Lee Mandarin. The Lee Mandarin is more like a tangerine in form, than what we usually associate with the Christmas Tangerine; the Satsuma Mandarin. It does peel fairly easily, has a rich taste, is extremely juicy and has a very high sugar content.
Blood Orange. Along with their lovely red color, blood oranges tend to have a noticeable raspberry edge to their flavor. There’s just something special about a blood orange’s flavor. An orange with a kick if you will. Blood oranges are best eaten fresh―out of hand, or in salads, salsas, or marmalades. If you're following a recipe you may be asked to section the fruit. To do so, peel the orange, cut between the white membranes to expose the flesh, and remove the sections (for more juice, squeeze the leftover membranes).
Meyer Lemon.

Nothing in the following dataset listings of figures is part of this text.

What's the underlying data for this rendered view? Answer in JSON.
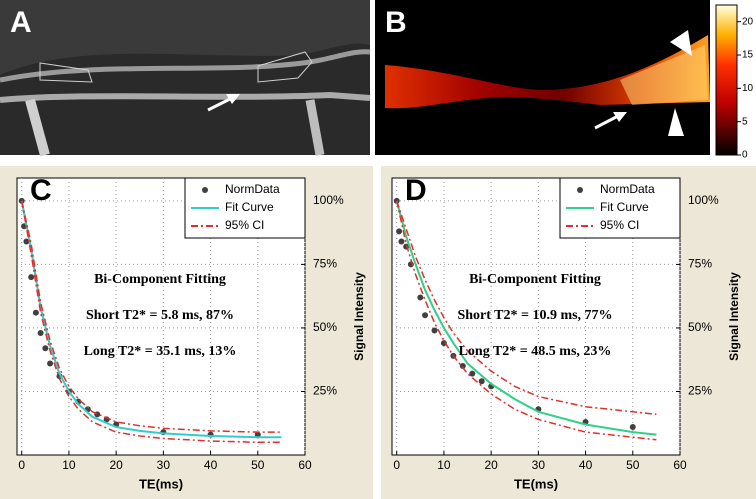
{
  "panel_labels": [
    "A",
    "B",
    "C",
    "D"
  ],
  "colorbar": {
    "lim": [
      0,
      22.5
    ],
    "ticks": [
      0,
      5,
      10,
      15,
      20
    ]
  },
  "chart_data": [
    {
      "type": "line",
      "xlabel": "TE(ms)",
      "ylabel": "Signal Intensity",
      "xlim": [
        -1,
        60
      ],
      "xticks": [
        0,
        10,
        20,
        30,
        40,
        50,
        60
      ],
      "ylim": [
        0,
        109
      ],
      "yticks": [
        {
          "value": 25,
          "label": "25%"
        },
        {
          "value": 50,
          "label": "50%"
        },
        {
          "value": 75,
          "label": "75%"
        },
        {
          "value": 100,
          "label": "100%"
        }
      ],
      "y_axis_side": "right",
      "grid": true,
      "legend": "top-right",
      "annotations": [
        "Bi-Component Fitting",
        "Short T2* = 5.8 ms, 87%",
        "Long T2* = 35.1 ms, 13%"
      ],
      "series": [
        {
          "name": "NormData",
          "kind": "points",
          "color": "#404040",
          "x": [
            0,
            0.5,
            1,
            2,
            3,
            4,
            5,
            6,
            8,
            10,
            12,
            14,
            16,
            18,
            20,
            30,
            40,
            50
          ],
          "values": [
            100,
            90,
            84,
            70,
            56,
            48,
            42,
            36,
            31,
            25,
            21,
            18,
            16,
            14,
            12,
            9,
            8,
            8
          ]
        },
        {
          "name": "Fit Curve",
          "kind": "line",
          "color": "#33cccc",
          "x": [
            0,
            2,
            4,
            6,
            8,
            10,
            12,
            15,
            20,
            25,
            30,
            40,
            50,
            55
          ],
          "values": [
            100,
            81,
            58,
            43,
            32,
            25,
            20,
            15,
            11,
            9.5,
            8.5,
            7.5,
            7,
            7
          ]
        },
        {
          "name": "95% CI",
          "kind": "band-lines",
          "color": "#e0302a",
          "x": [
            0,
            2,
            4,
            6,
            8,
            10,
            12,
            15,
            20,
            25,
            30,
            40,
            50,
            55
          ],
          "upper": [
            100,
            83,
            60,
            45,
            34,
            27,
            22,
            17,
            13,
            11.5,
            10.5,
            9.5,
            9,
            9
          ],
          "lower": [
            100,
            79,
            56,
            41,
            30,
            23,
            18,
            13,
            9,
            7.5,
            6.5,
            5.5,
            5,
            5
          ]
        }
      ]
    },
    {
      "type": "line",
      "xlabel": "TE(ms)",
      "ylabel": "Signal Intensity",
      "xlim": [
        -1,
        60
      ],
      "xticks": [
        0,
        10,
        20,
        30,
        40,
        50,
        60
      ],
      "ylim": [
        0,
        109
      ],
      "yticks": [
        {
          "value": 25,
          "label": "25%"
        },
        {
          "value": 50,
          "label": "50%"
        },
        {
          "value": 75,
          "label": "75%"
        },
        {
          "value": 100,
          "label": "100%"
        }
      ],
      "y_axis_side": "right",
      "grid": true,
      "legend": "top-right",
      "annotations": [
        "Bi-Component Fitting",
        "Short T2* = 10.9 ms, 77%",
        "Long T2* = 48.5 ms, 23%"
      ],
      "series": [
        {
          "name": "NormData",
          "kind": "points",
          "color": "#404040",
          "x": [
            0,
            0.5,
            1,
            2,
            3,
            5,
            6,
            8,
            10,
            12,
            14,
            16,
            18,
            20,
            30,
            40,
            50
          ],
          "values": [
            100,
            88,
            84,
            82,
            75,
            62,
            55,
            49,
            44,
            39,
            35,
            32,
            29,
            27,
            18,
            13,
            11
          ]
        },
        {
          "name": "Fit Curve",
          "kind": "line",
          "color": "#2fd08a",
          "x": [
            0,
            2,
            4,
            6,
            8,
            10,
            12,
            15,
            20,
            25,
            30,
            40,
            50,
            55
          ],
          "values": [
            100,
            86,
            75,
            65,
            57,
            50,
            44,
            36,
            28,
            22,
            17,
            12,
            9,
            8
          ]
        },
        {
          "name": "95% CI",
          "kind": "band-lines",
          "color": "#e0302a",
          "x": [
            0,
            2,
            4,
            6,
            8,
            10,
            12,
            15,
            20,
            25,
            30,
            40,
            50,
            55
          ],
          "upper": [
            100,
            89,
            78,
            69,
            61,
            54,
            48,
            41,
            33,
            27,
            23,
            19,
            17,
            16
          ],
          "lower": [
            100,
            83,
            71,
            61,
            52,
            45,
            39,
            32,
            24,
            18,
            14,
            9,
            7,
            6
          ]
        }
      ]
    }
  ]
}
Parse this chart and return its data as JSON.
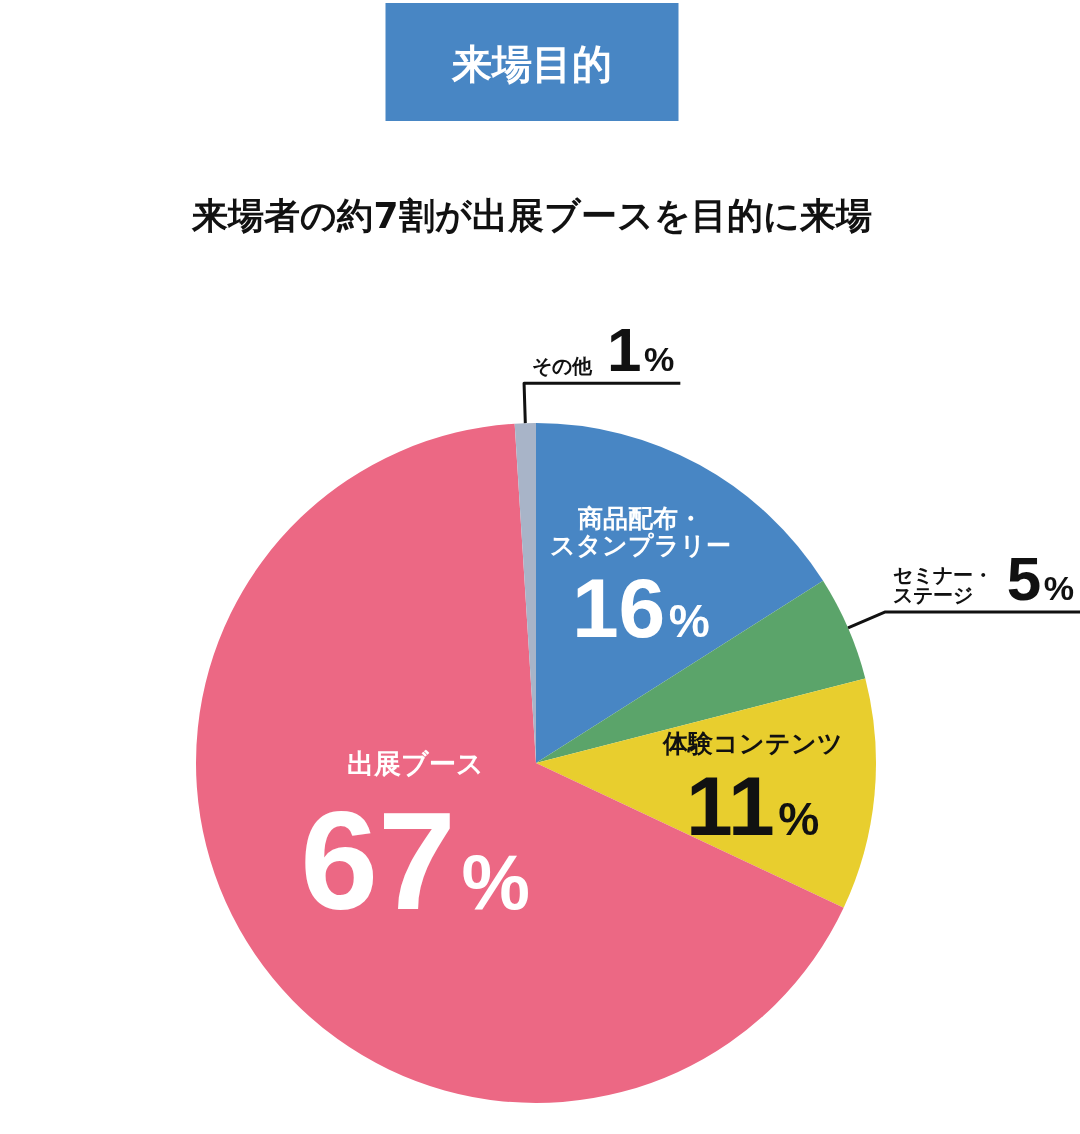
{
  "chart_data": {
    "type": "pie",
    "title": "来場目的",
    "subtitle": "来場者の約7割が出展ブースを目的に来場",
    "categories": [
      "商品配布・スタンプラリー",
      "セミナー・ステージ",
      "体験コンテンツ",
      "出展ブース",
      "その他"
    ],
    "values": [
      16,
      5,
      11,
      67,
      1
    ],
    "colors": [
      "#4886c4",
      "#5ba46a",
      "#e8ce2e",
      "#ec6884",
      "#a8b4c8"
    ],
    "value_labels": [
      "16%",
      "5%",
      "11%",
      "67%",
      "1%"
    ]
  }
}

While they're moderately acidic, Meyer lemons don't have the same tang as regular lemons. Instead, they're much sweeter — so much so that some people enjoy adding the raw segments to their salads or desserts. Their rinds also have a more complex scent than regular lemons — a spicy bergamot fragrance that tastes and smells more like an herb or a spice. This sweet winter citrus is thought to be a cross between a regular lemon and a mandarin orange.
Gold Nugget Mandarin. The Gold Nugget Mandarin is a richly flavored mandarin, seedless and easy to peel. It is so named for its golden color and its pebbly skin.